In any given week, the defense focuses on one or two offensive stars. Harvard’s star, without a doubt, is quarterback Ryan Fitzpatrick. How to stop him, however, is another matter entirely.
“I don’t know that you contain him,” said head coach Tim Pendergast.
“He’s really talented. He runs well, very elusive — he’s like a very good tailback who’s also a very good quarterback. Extremely intelligent, he runs a lot of the offense right on the line of scrimmage. He’s sitting out there, and he just knows what you’re doing.”
But Fitzpatrick’s skills aren’t just limited to his running ability and field vision, he’s an all-purpose player. The Harvard junior currently leads the nation in pass efficiency rating, and total offense at 406 yards per game. Last weekend against Northeastern, when he couldn’t find a receiver, he took care of business himself, finishing the day with two rushing touchdowns as well as two in the air.
“This guy can throw the ball and he has receivers that can catch it whenever they want,” said Pendergast. “They don’t have to wait until they are behind to throw the ball. This is a team that likes to throw the ball. They like to spread you out.”
Senior free safety Neil Morrissey echoed Pendergast’s comments.
“Fitzpatrick, he’s up there to make plays. He’s going to throw first and run later, versus the other guys who run first,” he said. “So that’s the question we face, whether or not we’re ready for that, and I think we’re working on it.”
While the top-ranked Harvard offense rolls into Scheollkopf this weekend, it will have to contend with the Ivy League’s leading pass defense. Currently ranked 10th in the nation, Cornell’s secondary has allowed just 141 passing yards per game. The players don’t see why tomorrow will be any different.
“We are extremely excited about the fact that Harvard is coming in here with the top rated passer in the nation,” said Morrissey. “I think that poses a great challenge for our entire defense.

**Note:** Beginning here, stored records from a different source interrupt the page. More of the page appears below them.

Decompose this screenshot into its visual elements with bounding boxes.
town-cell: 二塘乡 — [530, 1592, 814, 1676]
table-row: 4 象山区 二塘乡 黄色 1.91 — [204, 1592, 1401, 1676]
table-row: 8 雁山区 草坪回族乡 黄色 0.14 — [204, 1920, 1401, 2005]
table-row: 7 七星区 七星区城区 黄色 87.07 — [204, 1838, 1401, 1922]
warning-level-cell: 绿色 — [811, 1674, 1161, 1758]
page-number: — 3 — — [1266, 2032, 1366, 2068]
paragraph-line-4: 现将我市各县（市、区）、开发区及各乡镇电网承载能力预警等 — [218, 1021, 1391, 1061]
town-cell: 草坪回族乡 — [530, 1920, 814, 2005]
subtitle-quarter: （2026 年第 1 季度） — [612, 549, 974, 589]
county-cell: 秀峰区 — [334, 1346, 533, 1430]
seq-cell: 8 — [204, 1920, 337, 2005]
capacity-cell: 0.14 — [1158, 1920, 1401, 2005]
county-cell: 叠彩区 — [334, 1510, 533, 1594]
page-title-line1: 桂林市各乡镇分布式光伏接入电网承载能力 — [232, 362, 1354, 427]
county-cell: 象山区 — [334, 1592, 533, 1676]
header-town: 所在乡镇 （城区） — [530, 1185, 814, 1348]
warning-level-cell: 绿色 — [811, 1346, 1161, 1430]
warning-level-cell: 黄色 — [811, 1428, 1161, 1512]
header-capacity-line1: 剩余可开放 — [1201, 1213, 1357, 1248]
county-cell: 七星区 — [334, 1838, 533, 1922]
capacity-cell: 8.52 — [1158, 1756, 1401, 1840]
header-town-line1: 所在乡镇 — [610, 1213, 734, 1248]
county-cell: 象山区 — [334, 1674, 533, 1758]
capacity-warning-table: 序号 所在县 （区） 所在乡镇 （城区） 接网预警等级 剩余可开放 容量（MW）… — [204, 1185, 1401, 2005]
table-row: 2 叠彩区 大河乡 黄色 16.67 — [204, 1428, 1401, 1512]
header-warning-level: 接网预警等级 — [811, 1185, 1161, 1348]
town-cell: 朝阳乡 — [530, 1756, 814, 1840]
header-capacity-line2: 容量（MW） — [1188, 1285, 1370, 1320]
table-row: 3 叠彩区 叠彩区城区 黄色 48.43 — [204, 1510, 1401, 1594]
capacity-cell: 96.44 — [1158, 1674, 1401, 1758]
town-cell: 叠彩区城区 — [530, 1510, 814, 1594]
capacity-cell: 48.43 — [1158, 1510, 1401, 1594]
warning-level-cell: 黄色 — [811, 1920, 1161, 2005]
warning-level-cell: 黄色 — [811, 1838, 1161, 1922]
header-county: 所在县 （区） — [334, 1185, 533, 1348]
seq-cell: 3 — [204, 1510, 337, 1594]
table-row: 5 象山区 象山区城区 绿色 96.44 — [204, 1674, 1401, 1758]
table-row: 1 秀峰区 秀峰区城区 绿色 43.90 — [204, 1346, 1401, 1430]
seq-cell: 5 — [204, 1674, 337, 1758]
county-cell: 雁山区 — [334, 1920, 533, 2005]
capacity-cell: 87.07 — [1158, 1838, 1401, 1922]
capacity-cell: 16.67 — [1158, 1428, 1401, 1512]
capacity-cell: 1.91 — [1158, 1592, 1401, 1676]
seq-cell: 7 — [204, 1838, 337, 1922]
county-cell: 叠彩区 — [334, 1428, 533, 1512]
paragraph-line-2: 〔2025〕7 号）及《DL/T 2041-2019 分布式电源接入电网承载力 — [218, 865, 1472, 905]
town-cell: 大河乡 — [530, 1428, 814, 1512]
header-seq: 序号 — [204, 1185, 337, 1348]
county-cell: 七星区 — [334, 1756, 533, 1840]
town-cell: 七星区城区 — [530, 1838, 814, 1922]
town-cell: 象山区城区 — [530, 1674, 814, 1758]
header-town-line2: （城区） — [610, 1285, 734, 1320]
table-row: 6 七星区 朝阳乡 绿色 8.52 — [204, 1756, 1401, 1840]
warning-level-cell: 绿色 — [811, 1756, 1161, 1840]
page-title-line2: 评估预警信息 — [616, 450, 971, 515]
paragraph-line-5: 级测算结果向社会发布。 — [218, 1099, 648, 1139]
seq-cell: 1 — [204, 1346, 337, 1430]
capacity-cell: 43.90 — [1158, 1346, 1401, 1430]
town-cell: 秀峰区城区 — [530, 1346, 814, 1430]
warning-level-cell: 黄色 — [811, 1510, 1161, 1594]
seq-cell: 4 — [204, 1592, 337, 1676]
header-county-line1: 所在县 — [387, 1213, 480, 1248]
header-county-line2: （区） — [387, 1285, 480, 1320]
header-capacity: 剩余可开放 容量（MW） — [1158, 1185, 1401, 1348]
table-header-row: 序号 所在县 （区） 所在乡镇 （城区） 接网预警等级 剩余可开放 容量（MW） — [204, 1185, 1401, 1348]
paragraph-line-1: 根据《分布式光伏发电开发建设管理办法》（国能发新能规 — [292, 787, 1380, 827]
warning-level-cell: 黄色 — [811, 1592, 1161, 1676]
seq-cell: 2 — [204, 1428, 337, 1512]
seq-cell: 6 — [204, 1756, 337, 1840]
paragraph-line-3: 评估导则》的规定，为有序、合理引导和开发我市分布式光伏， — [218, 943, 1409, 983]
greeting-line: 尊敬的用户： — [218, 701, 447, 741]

“I think that we’re going to throw a lot of things at Harvard that maybe they haven’t seen.”
But the same thing can be said for Harvard. After losing it’s top receiver, two-time Ivy League player of the year Carl Morris, to graduation, Harvard has found a new top wideout — Brian Edwards. Last week he hauled in seven receptions for 180 yards and two touchdowns. According to Pendergast, Edwards is just one of several weapons the defense will have to limit.
“You have to have talent around talent in order to be good,” Pendergast said. “To be the type of offense that clicks for 530 yards a game, and [Fitzpatrick] leads the nation in offense — he’s a great player.”
Still, the largest factor in limiting Harvard’s offense may not be stopping the run or the pass, it may just be Cornell stopping its own mistakes.
“It’s not that our guys aren’t playing hard, it’s not that they aren’t trying because they are,” said Pendergast of the defense. “Fundamentals — you can go back and watch tape and if a guy goes in the wrong gap, it’s a fundamental breakdown. If the guy steps the wrong way, that’s a fundamental breakdown, and it’s something we need to clean up.”
Cornell’s offense is a different story. Down 24-7 at the half last weekend, the Red mounted a 17-point comeback to knot the game in the fourth quarter. Senior quarterback Mick Razzano spearheaded the effort, throwing for 171 yards and one touchdown. Sophomore Josh Johnston led the way on the ground with 109 yards and one touchdown.
The efforts impressed Pendergast.
“The way I look at it, we scored offensively 17 points in 22 minutes,” he said. “That’s almost a point a minute, not quite, but it’s almost a point a minute. That to me is pretty good production by the offense. In addition, we only took 55 snaps, so that’s almost a point every three snaps.”
Last weekend’s second half also seems to have boosted the confidence of the team.
“We played a good game against Colgate, and we’re looking for big things against Harvard,” said senior receiver John Kellner. “It was a good stepping stone for us to come out and a and play a good second half against Colgate to get us going for this weekend.”
Still, the key to besting Harvard doesn’t lie with one side of the ball. It’ll take a team effort to pull off a win tomorrow.
“A lot of it is just consistency,” said Kellner. “It’s for us to be able to put together four quarters with all three cylinders clicking with our offense, and defense and special teams. We’ve shown signs of greatness in all of them, but we haven’t yet put it all together.”